A source frequency f gives 5 beats when sounded with a frequency 200Hz. The second harmonic of same source gives 10 beats when sounded with a source of frequency 420Hz. The value of f is

To solve the problem, we need to find the value of the frequency \( f \) of a source that produces beats with two different frequencies under two different conditions. ### Step-by-Step Solution: 1. **Understanding Beat Frequency**: The beat frequency is given by the formula: \[ f_{\text{beat}} = |f_1 - f_2| \] where \( f_1 \) and \( f_2 \) are the frequencies of the two sources. 2. **First Condition**: We know that the source frequency \( f \) gives 5 beats when sounded with a frequency of 200 Hz.

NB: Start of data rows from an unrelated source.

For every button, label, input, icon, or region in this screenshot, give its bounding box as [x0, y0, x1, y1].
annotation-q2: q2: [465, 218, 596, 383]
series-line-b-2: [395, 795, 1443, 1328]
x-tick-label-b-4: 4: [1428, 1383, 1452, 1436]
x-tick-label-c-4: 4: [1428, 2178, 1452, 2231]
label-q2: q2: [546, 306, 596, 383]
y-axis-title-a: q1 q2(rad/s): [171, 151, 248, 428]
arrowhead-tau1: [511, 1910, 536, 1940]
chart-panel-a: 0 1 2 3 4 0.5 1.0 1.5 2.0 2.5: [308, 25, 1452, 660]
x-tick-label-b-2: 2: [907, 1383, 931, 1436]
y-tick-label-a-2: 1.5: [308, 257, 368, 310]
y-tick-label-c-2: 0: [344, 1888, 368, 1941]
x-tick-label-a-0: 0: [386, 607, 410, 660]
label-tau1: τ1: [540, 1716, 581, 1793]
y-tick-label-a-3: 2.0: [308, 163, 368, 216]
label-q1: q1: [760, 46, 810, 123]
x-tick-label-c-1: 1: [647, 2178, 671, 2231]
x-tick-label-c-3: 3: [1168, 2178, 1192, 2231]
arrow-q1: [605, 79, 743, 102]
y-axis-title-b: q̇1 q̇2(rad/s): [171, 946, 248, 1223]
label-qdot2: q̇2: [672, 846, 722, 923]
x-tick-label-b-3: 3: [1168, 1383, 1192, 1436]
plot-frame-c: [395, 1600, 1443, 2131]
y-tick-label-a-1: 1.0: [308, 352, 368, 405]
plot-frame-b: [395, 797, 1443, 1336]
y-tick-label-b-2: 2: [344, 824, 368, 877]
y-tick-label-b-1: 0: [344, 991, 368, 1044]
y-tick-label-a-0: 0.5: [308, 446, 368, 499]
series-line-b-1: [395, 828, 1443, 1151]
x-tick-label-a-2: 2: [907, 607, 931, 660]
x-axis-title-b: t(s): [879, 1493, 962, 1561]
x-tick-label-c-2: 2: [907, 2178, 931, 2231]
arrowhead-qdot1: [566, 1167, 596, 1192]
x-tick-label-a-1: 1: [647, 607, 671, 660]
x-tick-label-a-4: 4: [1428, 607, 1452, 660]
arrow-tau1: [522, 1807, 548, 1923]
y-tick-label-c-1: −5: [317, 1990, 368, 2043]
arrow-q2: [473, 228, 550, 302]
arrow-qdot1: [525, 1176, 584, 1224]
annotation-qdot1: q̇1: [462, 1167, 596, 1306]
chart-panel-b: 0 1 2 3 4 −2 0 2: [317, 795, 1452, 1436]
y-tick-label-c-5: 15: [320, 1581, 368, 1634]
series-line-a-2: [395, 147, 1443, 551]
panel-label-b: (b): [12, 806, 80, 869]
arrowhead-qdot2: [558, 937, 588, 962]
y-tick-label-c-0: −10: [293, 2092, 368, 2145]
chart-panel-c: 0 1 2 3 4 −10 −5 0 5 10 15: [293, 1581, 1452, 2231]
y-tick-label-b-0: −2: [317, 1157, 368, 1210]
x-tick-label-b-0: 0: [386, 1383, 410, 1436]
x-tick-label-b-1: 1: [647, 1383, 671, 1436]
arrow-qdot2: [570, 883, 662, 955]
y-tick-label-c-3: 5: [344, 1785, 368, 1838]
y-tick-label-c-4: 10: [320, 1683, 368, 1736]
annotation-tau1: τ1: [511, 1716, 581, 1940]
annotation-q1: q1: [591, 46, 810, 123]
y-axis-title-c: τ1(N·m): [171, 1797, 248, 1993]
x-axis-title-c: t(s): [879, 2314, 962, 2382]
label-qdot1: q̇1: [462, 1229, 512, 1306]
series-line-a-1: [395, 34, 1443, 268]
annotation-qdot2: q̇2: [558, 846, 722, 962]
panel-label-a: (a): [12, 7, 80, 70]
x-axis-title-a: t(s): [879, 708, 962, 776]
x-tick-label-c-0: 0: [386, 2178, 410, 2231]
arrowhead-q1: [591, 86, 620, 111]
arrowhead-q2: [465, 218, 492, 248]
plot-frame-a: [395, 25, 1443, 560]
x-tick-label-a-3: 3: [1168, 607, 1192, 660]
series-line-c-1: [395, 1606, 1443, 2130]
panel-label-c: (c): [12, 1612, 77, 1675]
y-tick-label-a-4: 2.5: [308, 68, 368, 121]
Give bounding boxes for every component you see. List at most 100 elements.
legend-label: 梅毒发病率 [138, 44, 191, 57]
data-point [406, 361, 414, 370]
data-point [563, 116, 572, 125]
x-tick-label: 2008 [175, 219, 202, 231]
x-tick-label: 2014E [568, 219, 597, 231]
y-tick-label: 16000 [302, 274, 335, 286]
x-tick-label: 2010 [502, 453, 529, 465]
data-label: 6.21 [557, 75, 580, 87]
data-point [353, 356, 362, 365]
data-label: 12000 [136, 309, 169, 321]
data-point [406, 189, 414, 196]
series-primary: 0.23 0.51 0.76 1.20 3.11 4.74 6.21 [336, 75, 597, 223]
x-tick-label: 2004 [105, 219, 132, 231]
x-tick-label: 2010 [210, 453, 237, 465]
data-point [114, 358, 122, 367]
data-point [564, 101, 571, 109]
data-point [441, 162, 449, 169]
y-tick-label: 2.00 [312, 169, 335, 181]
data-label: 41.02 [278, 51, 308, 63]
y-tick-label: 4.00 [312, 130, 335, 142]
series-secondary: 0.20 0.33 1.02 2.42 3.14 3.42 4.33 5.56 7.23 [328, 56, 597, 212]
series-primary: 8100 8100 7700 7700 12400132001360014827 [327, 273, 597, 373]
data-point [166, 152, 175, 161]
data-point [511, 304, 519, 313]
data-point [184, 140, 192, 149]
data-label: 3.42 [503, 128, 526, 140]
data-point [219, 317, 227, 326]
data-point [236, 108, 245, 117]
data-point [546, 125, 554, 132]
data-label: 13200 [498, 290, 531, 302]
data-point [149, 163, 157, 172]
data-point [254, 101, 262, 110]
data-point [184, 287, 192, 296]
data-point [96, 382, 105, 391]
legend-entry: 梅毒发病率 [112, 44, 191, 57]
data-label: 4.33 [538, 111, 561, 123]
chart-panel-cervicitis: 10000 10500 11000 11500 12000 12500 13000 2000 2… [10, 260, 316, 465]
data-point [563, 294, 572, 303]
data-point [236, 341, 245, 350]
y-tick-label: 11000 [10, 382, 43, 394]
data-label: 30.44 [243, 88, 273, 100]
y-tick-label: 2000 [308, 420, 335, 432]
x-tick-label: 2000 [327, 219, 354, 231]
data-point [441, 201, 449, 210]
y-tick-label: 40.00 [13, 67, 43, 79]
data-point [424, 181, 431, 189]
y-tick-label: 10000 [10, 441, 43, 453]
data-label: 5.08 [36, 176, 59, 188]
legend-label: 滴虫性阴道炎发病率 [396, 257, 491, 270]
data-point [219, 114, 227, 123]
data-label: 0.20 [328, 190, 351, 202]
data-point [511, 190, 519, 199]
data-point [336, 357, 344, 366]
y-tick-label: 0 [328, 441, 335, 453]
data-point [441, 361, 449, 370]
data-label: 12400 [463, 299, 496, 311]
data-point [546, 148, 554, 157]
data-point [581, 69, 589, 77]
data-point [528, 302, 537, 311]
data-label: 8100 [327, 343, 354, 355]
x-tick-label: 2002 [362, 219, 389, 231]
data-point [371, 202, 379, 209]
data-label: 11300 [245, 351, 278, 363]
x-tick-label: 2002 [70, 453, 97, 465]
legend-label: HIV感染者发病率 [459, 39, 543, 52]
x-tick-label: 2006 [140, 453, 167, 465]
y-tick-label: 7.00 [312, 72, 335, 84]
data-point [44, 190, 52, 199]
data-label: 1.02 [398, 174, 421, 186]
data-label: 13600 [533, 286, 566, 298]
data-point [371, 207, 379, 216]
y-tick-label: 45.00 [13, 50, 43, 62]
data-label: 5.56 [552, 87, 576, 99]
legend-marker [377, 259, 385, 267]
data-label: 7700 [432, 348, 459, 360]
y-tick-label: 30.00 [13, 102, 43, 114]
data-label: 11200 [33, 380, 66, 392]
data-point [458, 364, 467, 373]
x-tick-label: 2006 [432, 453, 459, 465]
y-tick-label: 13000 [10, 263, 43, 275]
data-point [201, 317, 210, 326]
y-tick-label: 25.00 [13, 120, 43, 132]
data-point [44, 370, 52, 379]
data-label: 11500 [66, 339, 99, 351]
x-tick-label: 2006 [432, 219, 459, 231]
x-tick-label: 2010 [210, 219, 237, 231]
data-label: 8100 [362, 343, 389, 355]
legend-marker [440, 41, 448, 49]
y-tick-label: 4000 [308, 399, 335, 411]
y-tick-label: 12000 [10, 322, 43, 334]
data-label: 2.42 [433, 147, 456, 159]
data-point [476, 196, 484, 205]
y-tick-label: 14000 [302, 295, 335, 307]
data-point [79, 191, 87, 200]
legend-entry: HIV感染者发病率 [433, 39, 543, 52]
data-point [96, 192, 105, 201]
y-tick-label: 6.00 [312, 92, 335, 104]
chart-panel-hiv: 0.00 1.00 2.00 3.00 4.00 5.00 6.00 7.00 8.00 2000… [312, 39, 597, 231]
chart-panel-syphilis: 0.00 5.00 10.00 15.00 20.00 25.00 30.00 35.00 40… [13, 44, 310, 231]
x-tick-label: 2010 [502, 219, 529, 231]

Thus, we can write: \[ |f - 200| = 5 \] This leads to two possible equations: \[ f - 200 = 5 \quad \text{or} \quad f - 200 = -5 \] Solving these gives: - From \( f - 200 = 5 \): \[ f = 205 \, \text{Hz} \] - From \( f - 200 = -5 \): \[ f = 195 \, \text{Hz} \] 3. **Second Condition**: The second harmonic of the same source gives 10 beats when sounded with a frequency of 420 Hz. The second harmonic \( f_2 \) is given by: \[ f_2 = 2f \] Thus, we have: \[ |2f - 420| = 10 \] This leads to two possible equations: \[ 2f - 420 = 10 \quad \text{or} \quad 2f - 420 = -10 \] Solving these gives: - From \( 2f - 420 = 10 \): \[ 2f = 430 \implies f = 215 \, \text{Hz} \] - From \( 2f - 420 = -10 \): \[ 2f = 410 \implies f = 205 \, \text{Hz} \] 4. **Finding Common Value**: Now we have two possible values for \( f \) from the first condition: \( 205 \, \text{Hz} \) and \( 195 \, \text{Hz} \). From the second condition, we have \( 215 \, \text{Hz} \) and \( 205 \, \text{Hz} \). The common value from both conditions is: \[ f = 205 \, \text{Hz} \] ### Final Answer: The value of \( f \) is \( 205 \, \text{Hz} \). ---